Türkyılmaz, orman endüstri mühendisleri ve ağaç işleri endüstri mühendislerinin istihdama katılım sağlaması gerektiğini ifade ederek, “Bu süreçte tarım alanları, mera alanları, orman alanları ve yerleşim alanları belirlenmelidir. Depremlerde yıkıcı etkiyi artıran alüvyal topraklardan oluşan ovalar tamamen boşaltılarak tarım alanlarına ve endüstriyel plantasyon nitelikli orman alanlarına dönüştürülmelidir. Arazi kullanımından kentsel dönüşüme, imar uygulamalarından etüt ve inşaat tekniklerine kadar çok sayıda iyi uygulama örneklerinin zaman kaybedilmeden ülkemizin ilgili mühendislik disiplinlerine kazandırılması gerekmektedir. Yapısal ahşap malzeme kullanımı ve ahşap konut üretiminin özendirilmesi için gerekli mevzuat düzenlemeleri süratle tamamlanmalıdır” dedi.

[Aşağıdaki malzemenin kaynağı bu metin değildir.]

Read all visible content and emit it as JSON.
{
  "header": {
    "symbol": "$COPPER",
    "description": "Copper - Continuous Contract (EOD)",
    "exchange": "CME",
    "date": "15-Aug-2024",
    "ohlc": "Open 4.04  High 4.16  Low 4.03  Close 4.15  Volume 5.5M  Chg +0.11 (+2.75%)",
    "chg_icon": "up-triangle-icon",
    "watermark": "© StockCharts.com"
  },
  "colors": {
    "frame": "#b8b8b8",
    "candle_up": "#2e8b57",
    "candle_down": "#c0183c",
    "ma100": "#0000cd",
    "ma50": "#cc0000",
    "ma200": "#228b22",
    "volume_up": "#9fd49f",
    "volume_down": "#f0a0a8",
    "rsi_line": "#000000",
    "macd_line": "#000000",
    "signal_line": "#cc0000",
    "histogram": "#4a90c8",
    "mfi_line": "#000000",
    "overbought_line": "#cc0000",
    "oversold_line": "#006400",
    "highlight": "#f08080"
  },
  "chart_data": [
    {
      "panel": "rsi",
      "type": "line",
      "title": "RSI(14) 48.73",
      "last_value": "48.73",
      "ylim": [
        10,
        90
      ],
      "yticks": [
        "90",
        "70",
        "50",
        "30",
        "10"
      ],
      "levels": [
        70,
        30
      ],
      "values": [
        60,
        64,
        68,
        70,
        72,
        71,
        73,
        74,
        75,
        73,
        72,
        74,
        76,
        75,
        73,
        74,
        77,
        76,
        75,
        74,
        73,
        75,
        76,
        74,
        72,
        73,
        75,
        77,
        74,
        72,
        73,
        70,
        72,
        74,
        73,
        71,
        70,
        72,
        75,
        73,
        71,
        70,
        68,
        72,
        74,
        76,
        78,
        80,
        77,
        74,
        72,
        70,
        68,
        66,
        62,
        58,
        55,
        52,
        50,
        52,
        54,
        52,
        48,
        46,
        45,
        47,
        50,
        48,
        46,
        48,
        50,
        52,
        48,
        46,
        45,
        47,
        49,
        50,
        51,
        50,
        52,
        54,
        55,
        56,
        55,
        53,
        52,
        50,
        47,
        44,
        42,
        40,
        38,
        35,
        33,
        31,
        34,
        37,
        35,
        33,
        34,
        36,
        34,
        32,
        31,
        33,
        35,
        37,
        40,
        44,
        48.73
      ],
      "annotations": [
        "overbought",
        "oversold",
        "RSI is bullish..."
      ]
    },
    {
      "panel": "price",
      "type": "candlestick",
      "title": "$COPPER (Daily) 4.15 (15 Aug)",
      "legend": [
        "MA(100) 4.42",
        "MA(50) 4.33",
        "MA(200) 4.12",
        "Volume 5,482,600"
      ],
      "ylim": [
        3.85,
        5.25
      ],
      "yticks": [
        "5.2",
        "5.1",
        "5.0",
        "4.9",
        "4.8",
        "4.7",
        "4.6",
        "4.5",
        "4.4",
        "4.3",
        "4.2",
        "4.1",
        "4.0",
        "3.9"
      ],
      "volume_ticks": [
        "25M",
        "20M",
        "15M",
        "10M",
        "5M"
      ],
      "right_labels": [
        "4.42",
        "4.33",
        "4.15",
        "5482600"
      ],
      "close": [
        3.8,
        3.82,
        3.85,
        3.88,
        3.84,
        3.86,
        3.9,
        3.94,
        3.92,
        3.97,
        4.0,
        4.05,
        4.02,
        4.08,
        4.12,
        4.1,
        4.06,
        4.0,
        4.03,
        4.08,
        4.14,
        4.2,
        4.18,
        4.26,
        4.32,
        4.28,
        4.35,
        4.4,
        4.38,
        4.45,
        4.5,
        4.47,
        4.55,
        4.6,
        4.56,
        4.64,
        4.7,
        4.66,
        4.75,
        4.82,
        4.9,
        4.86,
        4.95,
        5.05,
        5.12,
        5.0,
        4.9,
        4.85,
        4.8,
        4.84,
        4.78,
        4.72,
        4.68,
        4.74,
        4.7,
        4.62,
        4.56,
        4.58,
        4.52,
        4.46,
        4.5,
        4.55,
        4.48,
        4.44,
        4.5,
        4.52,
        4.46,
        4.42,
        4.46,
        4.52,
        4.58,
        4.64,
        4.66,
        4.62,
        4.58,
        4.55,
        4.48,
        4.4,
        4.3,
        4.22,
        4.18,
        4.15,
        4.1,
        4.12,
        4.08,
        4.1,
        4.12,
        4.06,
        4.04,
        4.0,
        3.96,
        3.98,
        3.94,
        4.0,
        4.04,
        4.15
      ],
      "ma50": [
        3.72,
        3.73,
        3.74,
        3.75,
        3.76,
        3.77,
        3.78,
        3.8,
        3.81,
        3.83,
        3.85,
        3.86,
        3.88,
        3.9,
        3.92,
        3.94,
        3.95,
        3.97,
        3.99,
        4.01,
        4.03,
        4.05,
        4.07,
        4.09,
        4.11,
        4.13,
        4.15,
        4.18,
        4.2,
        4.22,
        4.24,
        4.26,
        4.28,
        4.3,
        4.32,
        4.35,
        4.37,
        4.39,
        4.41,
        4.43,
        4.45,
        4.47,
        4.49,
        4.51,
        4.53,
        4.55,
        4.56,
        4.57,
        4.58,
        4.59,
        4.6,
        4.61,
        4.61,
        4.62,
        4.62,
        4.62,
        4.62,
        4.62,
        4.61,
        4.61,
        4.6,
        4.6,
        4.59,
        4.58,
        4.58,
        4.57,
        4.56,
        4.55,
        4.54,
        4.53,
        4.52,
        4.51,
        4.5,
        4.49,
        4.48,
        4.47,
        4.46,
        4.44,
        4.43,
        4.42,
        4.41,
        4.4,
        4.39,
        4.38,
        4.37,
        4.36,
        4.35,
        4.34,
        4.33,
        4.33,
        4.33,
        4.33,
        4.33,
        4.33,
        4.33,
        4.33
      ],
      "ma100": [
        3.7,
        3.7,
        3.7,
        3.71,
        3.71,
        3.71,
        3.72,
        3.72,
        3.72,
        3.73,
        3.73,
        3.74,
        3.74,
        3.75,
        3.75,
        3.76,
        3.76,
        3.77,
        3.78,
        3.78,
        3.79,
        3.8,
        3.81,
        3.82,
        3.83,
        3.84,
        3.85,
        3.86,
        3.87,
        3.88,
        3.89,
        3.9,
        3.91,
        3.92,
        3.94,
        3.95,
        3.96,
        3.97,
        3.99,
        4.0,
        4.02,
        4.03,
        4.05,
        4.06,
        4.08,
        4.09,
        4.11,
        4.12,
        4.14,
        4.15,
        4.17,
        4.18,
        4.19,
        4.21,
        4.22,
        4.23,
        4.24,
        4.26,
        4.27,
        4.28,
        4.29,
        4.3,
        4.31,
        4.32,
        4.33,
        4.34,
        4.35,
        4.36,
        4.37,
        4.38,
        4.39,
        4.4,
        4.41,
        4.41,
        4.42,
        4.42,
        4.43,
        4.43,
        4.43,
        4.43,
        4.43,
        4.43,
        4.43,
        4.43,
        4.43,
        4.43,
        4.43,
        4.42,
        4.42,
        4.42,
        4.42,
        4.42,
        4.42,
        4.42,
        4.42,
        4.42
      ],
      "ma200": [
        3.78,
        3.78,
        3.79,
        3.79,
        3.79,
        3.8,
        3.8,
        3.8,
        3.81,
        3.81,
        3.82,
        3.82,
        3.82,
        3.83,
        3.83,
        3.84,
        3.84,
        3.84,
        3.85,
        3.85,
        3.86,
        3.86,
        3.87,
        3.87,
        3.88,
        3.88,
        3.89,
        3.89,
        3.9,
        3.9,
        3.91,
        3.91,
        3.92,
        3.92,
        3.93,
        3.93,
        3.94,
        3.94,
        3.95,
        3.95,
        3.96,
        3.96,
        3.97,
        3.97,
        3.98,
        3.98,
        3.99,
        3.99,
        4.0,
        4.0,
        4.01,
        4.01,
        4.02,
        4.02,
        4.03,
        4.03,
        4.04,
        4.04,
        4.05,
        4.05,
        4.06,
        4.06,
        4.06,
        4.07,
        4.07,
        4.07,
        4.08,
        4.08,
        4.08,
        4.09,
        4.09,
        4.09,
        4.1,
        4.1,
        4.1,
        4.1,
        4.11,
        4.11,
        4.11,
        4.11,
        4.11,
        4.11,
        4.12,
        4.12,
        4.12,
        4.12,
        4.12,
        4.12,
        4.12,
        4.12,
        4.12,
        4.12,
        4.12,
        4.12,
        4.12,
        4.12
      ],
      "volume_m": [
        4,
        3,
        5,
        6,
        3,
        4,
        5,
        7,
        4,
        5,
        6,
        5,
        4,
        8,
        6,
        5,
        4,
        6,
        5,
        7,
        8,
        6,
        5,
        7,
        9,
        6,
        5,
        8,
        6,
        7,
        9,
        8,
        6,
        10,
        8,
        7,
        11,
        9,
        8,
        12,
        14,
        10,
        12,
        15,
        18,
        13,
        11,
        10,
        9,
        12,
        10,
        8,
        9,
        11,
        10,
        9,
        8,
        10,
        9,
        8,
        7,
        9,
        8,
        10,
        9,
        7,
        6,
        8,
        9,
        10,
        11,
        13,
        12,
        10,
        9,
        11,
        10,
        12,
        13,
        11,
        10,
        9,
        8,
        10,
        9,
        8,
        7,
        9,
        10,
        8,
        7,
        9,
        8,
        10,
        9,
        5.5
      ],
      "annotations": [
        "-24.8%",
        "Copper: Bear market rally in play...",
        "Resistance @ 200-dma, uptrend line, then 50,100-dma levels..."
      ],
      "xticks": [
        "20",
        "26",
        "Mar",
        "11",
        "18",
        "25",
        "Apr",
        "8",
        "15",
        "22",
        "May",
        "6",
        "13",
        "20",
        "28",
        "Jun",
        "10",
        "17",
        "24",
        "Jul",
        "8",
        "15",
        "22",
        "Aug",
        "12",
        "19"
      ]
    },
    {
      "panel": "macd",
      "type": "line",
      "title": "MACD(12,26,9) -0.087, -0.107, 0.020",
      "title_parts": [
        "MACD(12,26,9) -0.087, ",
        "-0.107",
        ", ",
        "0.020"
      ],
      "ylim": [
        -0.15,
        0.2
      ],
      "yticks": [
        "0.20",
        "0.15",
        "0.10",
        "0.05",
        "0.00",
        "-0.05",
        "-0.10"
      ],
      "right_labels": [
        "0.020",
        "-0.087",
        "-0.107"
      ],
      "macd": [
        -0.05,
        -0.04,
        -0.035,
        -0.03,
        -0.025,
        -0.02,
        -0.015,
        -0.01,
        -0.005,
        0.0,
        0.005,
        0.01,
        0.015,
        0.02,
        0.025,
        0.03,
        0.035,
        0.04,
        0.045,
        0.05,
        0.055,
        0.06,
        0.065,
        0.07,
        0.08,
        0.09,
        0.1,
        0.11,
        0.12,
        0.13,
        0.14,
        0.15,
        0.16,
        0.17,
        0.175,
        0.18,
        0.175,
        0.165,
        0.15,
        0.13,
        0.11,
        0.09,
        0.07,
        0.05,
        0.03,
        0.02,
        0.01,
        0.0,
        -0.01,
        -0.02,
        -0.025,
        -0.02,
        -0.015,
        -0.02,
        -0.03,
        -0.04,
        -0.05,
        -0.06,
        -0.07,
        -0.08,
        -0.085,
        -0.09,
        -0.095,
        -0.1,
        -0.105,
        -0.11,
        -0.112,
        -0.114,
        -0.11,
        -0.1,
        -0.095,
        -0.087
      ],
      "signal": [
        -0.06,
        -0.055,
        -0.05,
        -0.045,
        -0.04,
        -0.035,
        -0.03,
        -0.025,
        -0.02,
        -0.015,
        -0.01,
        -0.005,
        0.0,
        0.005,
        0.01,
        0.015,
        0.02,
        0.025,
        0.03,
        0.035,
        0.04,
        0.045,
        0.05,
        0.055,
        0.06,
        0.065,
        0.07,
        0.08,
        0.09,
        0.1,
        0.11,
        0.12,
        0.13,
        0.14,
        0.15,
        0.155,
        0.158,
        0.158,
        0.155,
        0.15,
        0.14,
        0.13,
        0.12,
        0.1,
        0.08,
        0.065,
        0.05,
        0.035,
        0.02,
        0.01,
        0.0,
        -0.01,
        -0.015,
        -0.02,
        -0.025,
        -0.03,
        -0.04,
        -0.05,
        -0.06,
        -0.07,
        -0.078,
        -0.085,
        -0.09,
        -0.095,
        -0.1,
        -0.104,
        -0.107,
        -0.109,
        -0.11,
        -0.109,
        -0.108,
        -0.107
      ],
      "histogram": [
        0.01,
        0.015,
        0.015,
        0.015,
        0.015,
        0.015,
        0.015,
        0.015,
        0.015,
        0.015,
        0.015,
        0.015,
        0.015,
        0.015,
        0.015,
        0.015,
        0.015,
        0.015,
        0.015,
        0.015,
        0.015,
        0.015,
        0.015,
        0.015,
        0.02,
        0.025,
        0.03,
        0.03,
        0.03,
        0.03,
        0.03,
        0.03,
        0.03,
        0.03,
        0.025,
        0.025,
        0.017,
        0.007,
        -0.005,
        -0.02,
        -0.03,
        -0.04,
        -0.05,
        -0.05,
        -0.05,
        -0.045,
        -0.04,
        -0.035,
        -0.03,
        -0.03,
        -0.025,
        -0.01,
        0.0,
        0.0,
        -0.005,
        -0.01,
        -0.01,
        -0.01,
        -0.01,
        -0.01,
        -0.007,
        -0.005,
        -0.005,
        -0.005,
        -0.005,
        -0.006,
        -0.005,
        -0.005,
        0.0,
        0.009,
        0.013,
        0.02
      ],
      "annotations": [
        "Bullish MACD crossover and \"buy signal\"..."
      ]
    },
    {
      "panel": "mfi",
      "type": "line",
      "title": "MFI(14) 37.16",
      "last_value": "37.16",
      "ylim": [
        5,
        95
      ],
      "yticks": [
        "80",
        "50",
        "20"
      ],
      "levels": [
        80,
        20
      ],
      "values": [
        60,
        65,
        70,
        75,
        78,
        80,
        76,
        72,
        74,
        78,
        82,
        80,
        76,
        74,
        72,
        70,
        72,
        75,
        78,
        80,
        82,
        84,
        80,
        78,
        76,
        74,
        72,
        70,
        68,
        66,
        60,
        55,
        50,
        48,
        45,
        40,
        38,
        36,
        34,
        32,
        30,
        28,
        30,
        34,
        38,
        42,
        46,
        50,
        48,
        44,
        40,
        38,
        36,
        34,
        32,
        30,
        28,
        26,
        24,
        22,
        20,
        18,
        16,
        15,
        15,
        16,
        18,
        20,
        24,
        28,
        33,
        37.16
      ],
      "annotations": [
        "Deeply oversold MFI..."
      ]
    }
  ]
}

Orman yangınlarına karşı yangına hassasiyet gösteren bölgelerde yanan orman alanlarının rehabilitasyonu ve yangına dirençli ormanlar yetiştirilmesi projesi kapsamında, karayolu kenarları yerleşim yerleri ile orman alanları arasında koruyucu ve önleyici zonlar yapılması gerektiğini anlatan Türkyılmaz, “Tespit edilen fay hatlarına bilim ve tekniğin ön gördüğü mesafelerde imar uygulamasının yapılmaması gerektiği gibi, aynı şekilde özellikle yangına hassas bölgelerde ormana bitişik yerleşim alanı statüsündeki yerlere imar izni verilmemesi ihtimal orman yangınlarından kaynaklanabilecek can ve mal kayıplarına karşı tedbirlerin alınması noktasında büyük önem arz etmektedir” açıklamasını yaptı.

"Tahsis edilen alanın iki katı kadar hazine arazisi orman oluşturmak için tahsis edilmelidir"

Türkyılmaz, orman teşkilatı tarafından afet ve deprem riski olan alanlarda arazi planlaması yapılması gerektiğini belirterek sözlerini şöyle sonlandırdı:

“Orman olarak muhafazasında bilim ve fen bakımından hiçbir yarar görülmeyen veya bilim ve fen bakımından orman niteliğini tam olarak kaybetmiş yerler yeni konutlar için tahsis edilebilmeli, tahsis edilen alanın iki katı kadar hazine arazisi orman oluşturmak için tahsis edilmelidir. Doğa Koruma ve Milli Parklar Genel Müdürlüğü’nün bölge teşkilatlı, bağlı kuruluş olarak yapılandırılmasının ardından, mevcut korunan alanların yönetimi görevini daha etkin yapması sağlanmalıdır. Ormanların sağlık ve iyileştirici etkilerine, biyoçeşitlilik unsurlarının korunmasına her zamankinden daha fazla ihtiyaç duyduğumuz ve iklim değişiklinin yıkıcı etkilerine maruz kaldığımız bu dönemde, milli parklar 7’den 77’ye doğa ve ormancılık eğitim alanları ve merkezleri haline getirilmelidir.”